SPRACW5 Application note

SPRACW5A April 2021 – December 2021 F29H850TU , F29H859TU-Q1 , TMS320F2800132 , TMS320F2800133 , TMS320F2800135 , TMS320F2800137 , TMS320F280021 , TMS320F280021-Q1 , TMS320F280023 , TMS320F280023-Q1 , TMS320F280023C , TMS320F280025 , TMS320F280025-Q1 , TMS320F280025C , TMS320F280025C-Q1 , TMS320F280033 , TMS320F280034 , TMS320F280034-Q1 , TMS320F280036-Q1 , TMS320F280036C-Q1 , TMS320F280037 , TMS320F280037-Q1 , TMS320F280037C , TMS320F280037C-Q1 , TMS320F280038-Q1 , TMS320F280038C-Q1 , TMS320F280039 , TMS320F280039-Q1 , TMS320F280039C , TMS320F280039C-Q1 , TMS320F280040-Q1 , TMS320F280040C-Q1 , TMS320F280041 , TMS320F280041-Q1 , TMS320F280041C , TMS320F280041C-Q1 , TMS320F280045 , TMS320F280048-Q1 , TMS320F280048C-Q1 , TMS320F280049 , TMS320F280049-Q1 , TMS320F280049C , TMS320F280049C-Q1 , TMS320F28075 , TMS320F28075-Q1 , TMS320F28076 , TMS320F28374D , TMS320F28374S , TMS320F28375D , TMS320F28375S , TMS320F28375S-Q1 , TMS320F28376D , TMS320F28376S , TMS320F28377D , TMS320F28377D-EP , TMS320F28377D-Q1 , TMS320F28377S , TMS320F28377S-Q1 , TMS320F28378D , TMS320F28378S , TMS320F28379D , TMS320F28379D-Q1 , TMS320F28379S , TMS320F28384D , TMS320F28384D-Q1 , TMS320F28384S , TMS320F28384S-Q1 , TMS320F28386D , TMS320F28386D-Q1 , TMS320F28386S , TMS320F28386S-Q1 , TMS320F28388D , TMS320F28388S , TMS320F28P650DH , TMS320F28P650DK , TMS320F28P650SH , TMS320F28P650SK , TMS320F28P659DH-Q1 , TMS320F28P659DK-Q1 , TMS320F28P659SH-Q1

3.5.2 Offloading Compute to CLA

The C28x CPU can software trigger a CLA task using the IACK instruction. This can be used by the C28x to offload computations to the CLA at specific points in the code running on the C28x CPU. The ACI benchmark example is fairly linear in that one control algorithm block requires an input from a previous control algorithm block. However there are two instances where parallelism can be introduced:

PID control block:
There are three instances of the PID control algorithm and one of these (PID Id instance) does not have dependencies on the others and can be parallelized. In the implementation, the C28x offloads the PID Id control execution to the CLA Task 2 while the C28x is executing the PID for Speed and Iq in parallel.
SVGen control block:
The SVGen control block depends on the output of the Inverse Park transform. Since this is a sensor-less ACI implementation additional control blocks are also present such as Flux and Speed Estimators. The SVGen is not dependent on these and can be parallelized with the Estimators. In the implemetation the C28x offloads the SVGen calculation to the CLA Task 1.

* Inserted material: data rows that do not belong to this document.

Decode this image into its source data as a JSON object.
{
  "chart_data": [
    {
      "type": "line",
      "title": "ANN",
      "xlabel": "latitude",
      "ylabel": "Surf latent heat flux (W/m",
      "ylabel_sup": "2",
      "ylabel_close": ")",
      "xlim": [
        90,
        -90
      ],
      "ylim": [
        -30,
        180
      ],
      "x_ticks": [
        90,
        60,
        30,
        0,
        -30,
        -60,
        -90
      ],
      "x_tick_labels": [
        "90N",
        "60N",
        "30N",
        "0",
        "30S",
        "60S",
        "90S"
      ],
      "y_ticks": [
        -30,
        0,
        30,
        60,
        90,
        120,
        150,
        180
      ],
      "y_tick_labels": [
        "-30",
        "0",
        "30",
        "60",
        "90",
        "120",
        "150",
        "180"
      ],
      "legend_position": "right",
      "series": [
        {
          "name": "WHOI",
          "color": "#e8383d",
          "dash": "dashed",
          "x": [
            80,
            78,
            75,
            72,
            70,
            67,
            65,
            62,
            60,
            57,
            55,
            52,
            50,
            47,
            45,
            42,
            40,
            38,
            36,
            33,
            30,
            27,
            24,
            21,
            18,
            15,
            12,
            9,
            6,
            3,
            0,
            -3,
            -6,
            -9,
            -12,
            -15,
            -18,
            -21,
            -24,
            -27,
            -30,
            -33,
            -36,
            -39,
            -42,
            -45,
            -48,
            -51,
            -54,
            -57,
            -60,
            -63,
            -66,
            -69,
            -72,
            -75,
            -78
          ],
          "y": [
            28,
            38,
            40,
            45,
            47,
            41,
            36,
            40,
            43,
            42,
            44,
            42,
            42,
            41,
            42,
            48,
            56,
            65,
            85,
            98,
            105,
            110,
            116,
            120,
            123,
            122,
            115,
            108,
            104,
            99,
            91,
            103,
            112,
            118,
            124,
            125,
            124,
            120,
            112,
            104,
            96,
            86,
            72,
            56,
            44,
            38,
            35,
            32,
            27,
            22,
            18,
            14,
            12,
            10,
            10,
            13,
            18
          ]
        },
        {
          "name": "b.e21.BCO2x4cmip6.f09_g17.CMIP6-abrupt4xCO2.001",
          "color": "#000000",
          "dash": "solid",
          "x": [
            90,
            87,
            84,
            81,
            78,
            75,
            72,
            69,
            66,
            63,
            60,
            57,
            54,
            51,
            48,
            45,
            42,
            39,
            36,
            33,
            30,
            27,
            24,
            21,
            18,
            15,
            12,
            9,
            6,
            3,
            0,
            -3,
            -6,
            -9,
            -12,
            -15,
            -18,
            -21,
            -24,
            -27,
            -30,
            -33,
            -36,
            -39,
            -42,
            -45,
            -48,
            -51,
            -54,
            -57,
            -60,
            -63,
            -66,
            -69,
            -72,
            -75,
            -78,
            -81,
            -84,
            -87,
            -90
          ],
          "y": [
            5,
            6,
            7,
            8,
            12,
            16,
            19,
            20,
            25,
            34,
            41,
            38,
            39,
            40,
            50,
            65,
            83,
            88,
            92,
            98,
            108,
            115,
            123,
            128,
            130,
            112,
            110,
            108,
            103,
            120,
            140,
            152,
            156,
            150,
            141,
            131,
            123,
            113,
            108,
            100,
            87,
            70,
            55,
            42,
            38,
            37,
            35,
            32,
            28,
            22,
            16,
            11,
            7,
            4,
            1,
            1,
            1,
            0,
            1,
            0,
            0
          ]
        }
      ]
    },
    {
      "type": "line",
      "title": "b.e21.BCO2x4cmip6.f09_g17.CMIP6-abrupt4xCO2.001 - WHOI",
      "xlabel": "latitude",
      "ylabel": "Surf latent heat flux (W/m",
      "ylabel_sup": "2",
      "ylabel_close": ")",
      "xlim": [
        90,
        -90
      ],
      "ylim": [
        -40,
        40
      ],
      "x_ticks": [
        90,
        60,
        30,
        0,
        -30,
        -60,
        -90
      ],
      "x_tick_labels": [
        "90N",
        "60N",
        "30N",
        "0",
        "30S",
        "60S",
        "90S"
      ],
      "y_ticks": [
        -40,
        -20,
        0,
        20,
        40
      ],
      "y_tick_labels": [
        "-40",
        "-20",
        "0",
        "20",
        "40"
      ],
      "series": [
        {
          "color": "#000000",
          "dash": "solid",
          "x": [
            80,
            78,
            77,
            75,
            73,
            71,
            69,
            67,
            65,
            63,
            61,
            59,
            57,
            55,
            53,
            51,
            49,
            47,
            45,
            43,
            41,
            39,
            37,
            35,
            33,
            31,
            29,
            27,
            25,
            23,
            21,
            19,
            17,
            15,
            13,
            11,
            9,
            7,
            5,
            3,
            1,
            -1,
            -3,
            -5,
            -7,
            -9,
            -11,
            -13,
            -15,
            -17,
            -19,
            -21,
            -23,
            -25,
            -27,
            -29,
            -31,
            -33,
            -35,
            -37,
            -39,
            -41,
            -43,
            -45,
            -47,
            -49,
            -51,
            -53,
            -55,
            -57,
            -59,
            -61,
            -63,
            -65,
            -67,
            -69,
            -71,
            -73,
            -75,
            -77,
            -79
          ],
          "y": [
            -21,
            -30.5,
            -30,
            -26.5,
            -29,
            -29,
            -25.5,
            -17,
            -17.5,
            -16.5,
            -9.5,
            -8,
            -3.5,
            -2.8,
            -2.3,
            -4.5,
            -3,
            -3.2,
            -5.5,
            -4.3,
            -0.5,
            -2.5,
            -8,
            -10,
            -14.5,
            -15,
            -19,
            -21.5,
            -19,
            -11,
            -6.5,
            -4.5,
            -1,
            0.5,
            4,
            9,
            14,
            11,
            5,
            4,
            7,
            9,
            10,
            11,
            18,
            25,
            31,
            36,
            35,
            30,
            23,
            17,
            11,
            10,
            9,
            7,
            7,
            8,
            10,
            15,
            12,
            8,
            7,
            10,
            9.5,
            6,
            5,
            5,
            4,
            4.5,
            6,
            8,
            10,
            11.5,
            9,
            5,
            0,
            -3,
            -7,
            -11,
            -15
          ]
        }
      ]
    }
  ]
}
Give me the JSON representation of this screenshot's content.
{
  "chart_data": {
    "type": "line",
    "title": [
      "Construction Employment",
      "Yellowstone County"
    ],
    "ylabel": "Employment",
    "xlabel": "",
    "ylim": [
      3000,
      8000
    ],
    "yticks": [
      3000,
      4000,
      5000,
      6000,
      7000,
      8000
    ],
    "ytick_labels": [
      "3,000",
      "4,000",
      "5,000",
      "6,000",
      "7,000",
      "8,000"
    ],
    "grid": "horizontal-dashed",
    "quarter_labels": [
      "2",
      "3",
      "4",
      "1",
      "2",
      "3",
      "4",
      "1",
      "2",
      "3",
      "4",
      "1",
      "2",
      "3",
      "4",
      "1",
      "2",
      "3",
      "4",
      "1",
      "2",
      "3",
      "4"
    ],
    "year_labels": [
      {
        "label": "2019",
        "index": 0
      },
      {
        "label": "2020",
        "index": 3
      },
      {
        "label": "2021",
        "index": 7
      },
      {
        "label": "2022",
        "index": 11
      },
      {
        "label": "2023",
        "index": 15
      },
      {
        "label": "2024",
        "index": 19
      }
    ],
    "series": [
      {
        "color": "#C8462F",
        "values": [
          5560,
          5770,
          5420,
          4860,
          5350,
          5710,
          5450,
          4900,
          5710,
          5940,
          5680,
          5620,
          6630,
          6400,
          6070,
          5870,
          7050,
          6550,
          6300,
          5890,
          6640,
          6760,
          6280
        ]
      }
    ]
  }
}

For the implementation, see the 'SignalChain_RAM_TMU_CLA_OFFLOAD' build configuration. The implementation demonstrates how easy it is to transition code to offload compute to the CLA. The same PID inline C function header file is included on the C28x source file as well as CLA source file and gets compiled into C28x code on C28x side and CLA code on CLA side.

Figure 3-9 ACI Motor Benchmark Output for C28x With CLA Offloading

The opportunity to offload compute to CLA resulted in an execution cycle count reduction thus boosting performance by 12%.